The evening of drama, served up alongside a banquet in Christ Church hall, is being organised by the University's Early Drama at Oxford (EDOX) project, run by a team of scholars and specialist film-makers.
Central to the sold-out event will be the performance of William Gager's Dido, translated from its original Latin by classicist and English scholar Elizabeth Sandis. The play will be staged in its original venue – once again in front of a representative of the Polish embassy, the Deputy Head of Mission, Dariusz Łaska.
Gager, who was a law student at Christ Church at the time, will be competing for top billing with Christopher Marlowe, whose Dido, Queen of Carthage will also be staged on the night.
And the 16th-century feel will be completed by an authentic Elizabethan banquet, featuring such contemporary delicacies as vegetable and herb soup, roast pork belly with cinnamon gravy, spiced orange and wine jelly, and frumenty, a wheat-based 'porridge' traditionally served with venison or porpoise.

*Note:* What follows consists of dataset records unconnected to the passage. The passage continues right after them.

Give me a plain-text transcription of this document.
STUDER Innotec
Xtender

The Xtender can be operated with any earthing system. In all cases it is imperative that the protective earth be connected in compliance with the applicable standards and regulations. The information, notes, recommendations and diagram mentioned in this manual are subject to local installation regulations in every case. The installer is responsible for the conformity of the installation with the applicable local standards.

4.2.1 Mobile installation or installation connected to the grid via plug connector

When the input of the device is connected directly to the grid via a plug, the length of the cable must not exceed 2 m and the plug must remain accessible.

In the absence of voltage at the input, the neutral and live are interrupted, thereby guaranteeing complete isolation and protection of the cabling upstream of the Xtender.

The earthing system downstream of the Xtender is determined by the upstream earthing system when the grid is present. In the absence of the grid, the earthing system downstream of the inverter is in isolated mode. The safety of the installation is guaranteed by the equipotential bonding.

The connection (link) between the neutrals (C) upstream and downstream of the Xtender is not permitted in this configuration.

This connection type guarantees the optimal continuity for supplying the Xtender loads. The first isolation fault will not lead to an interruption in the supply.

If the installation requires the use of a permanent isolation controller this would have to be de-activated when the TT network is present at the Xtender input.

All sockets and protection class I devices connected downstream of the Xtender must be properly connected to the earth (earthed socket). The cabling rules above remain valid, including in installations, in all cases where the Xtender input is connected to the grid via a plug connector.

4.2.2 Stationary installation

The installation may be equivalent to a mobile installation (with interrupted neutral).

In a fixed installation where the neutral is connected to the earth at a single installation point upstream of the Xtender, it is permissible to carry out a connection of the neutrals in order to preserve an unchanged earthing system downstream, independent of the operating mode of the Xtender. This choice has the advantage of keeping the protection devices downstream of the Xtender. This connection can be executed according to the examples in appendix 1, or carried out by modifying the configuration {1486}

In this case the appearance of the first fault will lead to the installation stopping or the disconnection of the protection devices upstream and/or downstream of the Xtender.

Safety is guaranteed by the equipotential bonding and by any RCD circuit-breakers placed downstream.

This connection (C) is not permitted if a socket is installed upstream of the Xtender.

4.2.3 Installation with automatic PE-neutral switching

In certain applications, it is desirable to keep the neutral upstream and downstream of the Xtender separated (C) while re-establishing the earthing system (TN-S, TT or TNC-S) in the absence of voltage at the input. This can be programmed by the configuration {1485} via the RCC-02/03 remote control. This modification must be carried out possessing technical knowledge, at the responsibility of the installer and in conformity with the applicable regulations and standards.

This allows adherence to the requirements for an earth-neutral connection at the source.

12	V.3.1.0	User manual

Elizabeth Sandis (pictured above), a DPhil candidate at Merton College specialising in the academic drama of Christ Church and St John’s College in 17th-century Oxford, said: 'We're trying to give people a chance to get to know dramatic material, some of it in Latin, that they may be unfamiliar with or find intimidating. The Christ Church event is the second in our series, after Magdalen last year, and next year we are thinking about a similar event at Merton.
'William Gager got really involved in the drama scene at Christ Church in the 1580s, so when the Polish ambassador was visiting at short notice and they needed to entertain and impress him, Gager was the person they turned to.'
The result was Dido, an adaptation of Virgil's epic Aeneid in the original Latin.
Elizabeth said: 'I've injected a few of the Latin verses back into my translation to give people the chance to hear how it would have sounded in 1583 – iambic senarii and lyric metres, and the Virgilian vocabulary.
'Gager was able to take entire sections of Virgil and incorporate them into his work. It was Elizabethan-style plagiarism but of a wholly acceptable kind because he was able to show off his skills as a Latinist and transpose Virgil's canonical lexicon into something new.
'At the time, everyone would have been familiar with the story of Dido and the fall of Troy, so it was a challenge for the playwright to dramatise that and do something clever with it.'
One example of Gager's playfulness involves a scene in which Aeneas's son, Ascanius, is brooding on the collapse of his home at Troy, having heard his father’s tale of the city’s fall the previous evening at dinner.
Elizabeth said: 'Dido asks him what the matter is, and he replies that he is thinking about his father's story from the night before and is beginning to imagine Troy in the features of a giant pudding on the banquet table – for example, the river Simoeis and the place where the wooden horse was brought in.
'It would have been a large marzipan dessert, and we’ll be recreating it on the night.'
The authentic Elizabethan menu to be enjoyed by the 240 guests was created by Christ Church head chef Chris Simms.
Gager's Dido will form part of a double bill on Saturday, sharing the stage with Marlowe’s Dido, Queen of Carthage. Both will be performed by all-male casts, just as they would have been in the late 16th century. Attendees will be able to compare and contrast the two adaptations ahead of a conference, titled 'Performing Dido', to be held by EDOX the following day.
EDOX was formed around 18 months ago by Elizabeth Sandis, Dr James McBain and Professor Elisabeth Dutton, who is directing Dido. The project, partly funded by the British Academy, is undertaking a systematic study of plays written and/or performed in the Oxford colleges between 1480 and 1650.